While hosting a chat session for n clients, this program runs 2n+2 concurrently communicating goroutines, yet it needs no explicit locking operations (§9.2). The clients map is confined to a single goroutine, the broadcaster, so it cannot be accessed concurrently. The only variables that are shared by multiple goroutines are channels and instances of net.Conn, both of which are concurrency safe. We’ll talk more about confinement, concurrency safety, and the implications of sharing variables across goroutines in the next chapter.

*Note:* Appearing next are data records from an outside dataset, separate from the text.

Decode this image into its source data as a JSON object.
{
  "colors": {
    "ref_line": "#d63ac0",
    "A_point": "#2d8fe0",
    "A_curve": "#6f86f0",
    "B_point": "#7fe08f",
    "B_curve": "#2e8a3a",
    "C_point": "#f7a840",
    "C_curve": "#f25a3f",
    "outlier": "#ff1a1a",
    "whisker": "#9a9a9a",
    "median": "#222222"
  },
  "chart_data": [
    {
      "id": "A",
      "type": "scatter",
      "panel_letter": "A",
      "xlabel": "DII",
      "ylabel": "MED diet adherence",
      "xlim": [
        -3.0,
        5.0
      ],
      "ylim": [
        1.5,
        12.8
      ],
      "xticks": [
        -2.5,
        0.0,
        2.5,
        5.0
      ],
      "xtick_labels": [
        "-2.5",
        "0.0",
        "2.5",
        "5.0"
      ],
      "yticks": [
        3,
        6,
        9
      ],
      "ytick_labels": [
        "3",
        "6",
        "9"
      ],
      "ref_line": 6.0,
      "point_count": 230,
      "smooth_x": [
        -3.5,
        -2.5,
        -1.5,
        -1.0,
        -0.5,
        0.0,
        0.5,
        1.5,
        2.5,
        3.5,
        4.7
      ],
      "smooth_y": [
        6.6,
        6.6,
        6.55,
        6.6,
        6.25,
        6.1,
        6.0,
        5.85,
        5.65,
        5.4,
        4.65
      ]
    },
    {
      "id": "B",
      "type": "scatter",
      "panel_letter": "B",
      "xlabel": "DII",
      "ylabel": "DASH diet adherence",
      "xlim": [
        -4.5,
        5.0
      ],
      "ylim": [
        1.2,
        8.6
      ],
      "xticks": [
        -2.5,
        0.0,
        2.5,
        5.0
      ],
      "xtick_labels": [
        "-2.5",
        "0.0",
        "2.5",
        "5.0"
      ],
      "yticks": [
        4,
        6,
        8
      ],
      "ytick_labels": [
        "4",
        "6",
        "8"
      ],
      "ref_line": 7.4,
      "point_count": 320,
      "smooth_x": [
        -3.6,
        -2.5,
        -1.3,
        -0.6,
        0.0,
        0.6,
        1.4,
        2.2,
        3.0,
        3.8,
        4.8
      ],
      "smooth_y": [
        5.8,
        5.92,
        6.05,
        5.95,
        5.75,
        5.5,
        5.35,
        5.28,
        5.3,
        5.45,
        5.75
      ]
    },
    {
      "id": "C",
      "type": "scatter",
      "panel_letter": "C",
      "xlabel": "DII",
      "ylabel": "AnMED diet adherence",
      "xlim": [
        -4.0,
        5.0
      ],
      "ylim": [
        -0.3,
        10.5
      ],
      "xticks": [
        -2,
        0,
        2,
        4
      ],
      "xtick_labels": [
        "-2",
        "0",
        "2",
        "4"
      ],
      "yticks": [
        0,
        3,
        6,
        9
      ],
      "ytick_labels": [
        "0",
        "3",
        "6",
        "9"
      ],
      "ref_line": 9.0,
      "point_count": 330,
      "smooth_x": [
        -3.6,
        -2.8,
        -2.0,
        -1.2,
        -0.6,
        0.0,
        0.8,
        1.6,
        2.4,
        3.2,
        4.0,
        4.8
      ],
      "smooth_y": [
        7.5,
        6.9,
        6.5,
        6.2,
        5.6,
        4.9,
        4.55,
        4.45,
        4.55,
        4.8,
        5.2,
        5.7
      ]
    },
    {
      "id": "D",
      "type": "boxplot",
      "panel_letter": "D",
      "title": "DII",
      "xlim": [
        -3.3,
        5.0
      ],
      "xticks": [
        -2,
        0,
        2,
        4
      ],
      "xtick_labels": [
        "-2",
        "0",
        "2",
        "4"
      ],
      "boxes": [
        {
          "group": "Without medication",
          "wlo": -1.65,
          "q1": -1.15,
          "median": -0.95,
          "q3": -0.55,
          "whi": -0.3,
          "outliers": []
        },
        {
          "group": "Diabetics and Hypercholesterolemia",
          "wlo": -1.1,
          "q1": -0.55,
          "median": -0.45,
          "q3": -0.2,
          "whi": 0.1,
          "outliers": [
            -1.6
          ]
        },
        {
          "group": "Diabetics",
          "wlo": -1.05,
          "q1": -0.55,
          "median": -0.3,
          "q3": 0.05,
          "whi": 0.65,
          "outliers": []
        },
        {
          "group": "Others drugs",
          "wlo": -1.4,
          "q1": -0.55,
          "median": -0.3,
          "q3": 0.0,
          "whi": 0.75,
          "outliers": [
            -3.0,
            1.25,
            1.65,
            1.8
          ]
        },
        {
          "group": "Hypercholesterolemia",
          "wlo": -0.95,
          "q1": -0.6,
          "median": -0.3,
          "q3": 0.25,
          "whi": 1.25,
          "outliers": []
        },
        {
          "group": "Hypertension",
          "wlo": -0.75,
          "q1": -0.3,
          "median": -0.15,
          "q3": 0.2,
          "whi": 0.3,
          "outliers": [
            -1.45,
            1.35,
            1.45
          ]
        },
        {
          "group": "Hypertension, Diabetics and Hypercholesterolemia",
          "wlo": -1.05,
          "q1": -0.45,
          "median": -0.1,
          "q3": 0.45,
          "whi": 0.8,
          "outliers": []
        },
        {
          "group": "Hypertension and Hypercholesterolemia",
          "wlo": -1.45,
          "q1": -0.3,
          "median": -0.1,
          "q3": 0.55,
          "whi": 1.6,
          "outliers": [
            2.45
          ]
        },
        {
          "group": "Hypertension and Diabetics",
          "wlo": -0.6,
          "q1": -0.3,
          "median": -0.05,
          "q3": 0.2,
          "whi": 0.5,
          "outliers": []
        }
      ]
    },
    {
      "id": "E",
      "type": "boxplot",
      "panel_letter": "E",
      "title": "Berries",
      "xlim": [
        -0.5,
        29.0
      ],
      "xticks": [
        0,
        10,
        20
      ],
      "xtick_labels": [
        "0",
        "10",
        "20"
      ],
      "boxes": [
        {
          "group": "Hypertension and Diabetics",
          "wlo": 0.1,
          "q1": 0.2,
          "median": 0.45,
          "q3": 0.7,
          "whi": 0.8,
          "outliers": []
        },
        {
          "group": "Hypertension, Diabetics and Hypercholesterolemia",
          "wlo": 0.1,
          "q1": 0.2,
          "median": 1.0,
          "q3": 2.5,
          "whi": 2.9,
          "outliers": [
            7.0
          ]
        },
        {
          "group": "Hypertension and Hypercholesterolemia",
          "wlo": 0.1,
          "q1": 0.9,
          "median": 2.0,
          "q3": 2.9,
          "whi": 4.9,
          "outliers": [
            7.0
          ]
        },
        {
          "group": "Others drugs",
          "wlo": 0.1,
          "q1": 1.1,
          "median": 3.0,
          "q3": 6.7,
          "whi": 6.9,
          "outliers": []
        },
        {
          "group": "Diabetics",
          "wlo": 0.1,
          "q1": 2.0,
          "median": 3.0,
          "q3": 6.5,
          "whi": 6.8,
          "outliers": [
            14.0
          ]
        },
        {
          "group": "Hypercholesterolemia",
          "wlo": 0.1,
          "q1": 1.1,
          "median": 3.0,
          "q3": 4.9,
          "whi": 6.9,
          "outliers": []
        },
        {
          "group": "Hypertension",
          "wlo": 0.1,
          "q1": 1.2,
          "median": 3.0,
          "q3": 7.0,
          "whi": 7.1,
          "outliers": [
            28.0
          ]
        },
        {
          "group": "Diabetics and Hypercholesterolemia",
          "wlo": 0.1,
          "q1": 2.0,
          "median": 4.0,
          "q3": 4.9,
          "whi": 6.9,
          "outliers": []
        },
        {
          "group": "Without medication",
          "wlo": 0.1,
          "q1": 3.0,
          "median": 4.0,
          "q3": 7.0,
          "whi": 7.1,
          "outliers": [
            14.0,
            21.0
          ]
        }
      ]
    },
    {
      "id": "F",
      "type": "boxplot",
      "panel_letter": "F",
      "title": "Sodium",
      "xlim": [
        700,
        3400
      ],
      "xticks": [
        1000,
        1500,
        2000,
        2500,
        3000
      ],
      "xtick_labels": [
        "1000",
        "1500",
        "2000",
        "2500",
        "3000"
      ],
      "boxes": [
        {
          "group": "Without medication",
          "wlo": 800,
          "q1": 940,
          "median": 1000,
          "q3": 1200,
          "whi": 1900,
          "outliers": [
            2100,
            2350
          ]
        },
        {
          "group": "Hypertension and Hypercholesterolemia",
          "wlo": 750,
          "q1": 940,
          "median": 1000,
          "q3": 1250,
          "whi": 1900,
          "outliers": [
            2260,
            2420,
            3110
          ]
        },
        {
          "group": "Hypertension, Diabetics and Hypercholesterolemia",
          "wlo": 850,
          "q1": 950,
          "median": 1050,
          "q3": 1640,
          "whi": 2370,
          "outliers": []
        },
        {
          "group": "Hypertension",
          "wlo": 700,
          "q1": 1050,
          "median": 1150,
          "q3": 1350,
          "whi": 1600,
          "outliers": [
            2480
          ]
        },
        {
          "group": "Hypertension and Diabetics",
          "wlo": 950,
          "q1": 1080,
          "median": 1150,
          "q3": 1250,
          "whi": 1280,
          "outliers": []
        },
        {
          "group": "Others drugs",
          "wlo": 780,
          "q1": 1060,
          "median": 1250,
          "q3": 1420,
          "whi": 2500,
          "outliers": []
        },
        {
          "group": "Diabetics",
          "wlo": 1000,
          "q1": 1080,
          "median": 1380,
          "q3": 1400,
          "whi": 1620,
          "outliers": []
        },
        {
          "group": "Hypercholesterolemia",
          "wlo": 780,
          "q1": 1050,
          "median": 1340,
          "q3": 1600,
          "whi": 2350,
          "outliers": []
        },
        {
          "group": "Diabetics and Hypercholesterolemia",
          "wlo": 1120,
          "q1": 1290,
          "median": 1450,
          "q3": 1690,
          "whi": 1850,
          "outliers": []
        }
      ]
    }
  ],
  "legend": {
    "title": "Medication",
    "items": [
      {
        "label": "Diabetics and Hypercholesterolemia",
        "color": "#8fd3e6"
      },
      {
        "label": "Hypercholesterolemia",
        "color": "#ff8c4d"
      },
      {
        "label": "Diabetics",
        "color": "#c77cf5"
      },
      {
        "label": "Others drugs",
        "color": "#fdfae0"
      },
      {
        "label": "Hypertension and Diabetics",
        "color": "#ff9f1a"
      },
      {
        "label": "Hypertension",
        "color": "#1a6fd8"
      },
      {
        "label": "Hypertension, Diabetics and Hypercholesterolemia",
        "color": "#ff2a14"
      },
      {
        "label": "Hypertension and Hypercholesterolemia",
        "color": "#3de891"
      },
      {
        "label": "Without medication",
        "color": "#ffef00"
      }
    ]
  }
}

Exercise 8.12: Make the broadcaster announce the current set of clients to each new arrival. This requires that the clients set and the entering and leaving channels record the client name too.

Exercise 8.13: Make the chat server disconnect idle clients, such as those that have sent no messages in the last five minutes. Hint: calling conn.Close() in another goroutine unblocks active Read calls such as the one done by input.Scan().

Exercise 8.14: Change the chat server’s network protocol so that each client provides its name on entering. Use that name instead of the network address when prefixing each message with its sender’s identity.

Exercise 8.15: Failure of any client program to read data in a timely manner ultimately causes all clients to get stuck. Modify the broadcaster to skip a message rather than wait if a client writer is not ready to accept it. Alternatively, add buffering to each client’s outgoing message channel so that most messages are not dropped; the broadcaster should use a non-blocking send to this channel.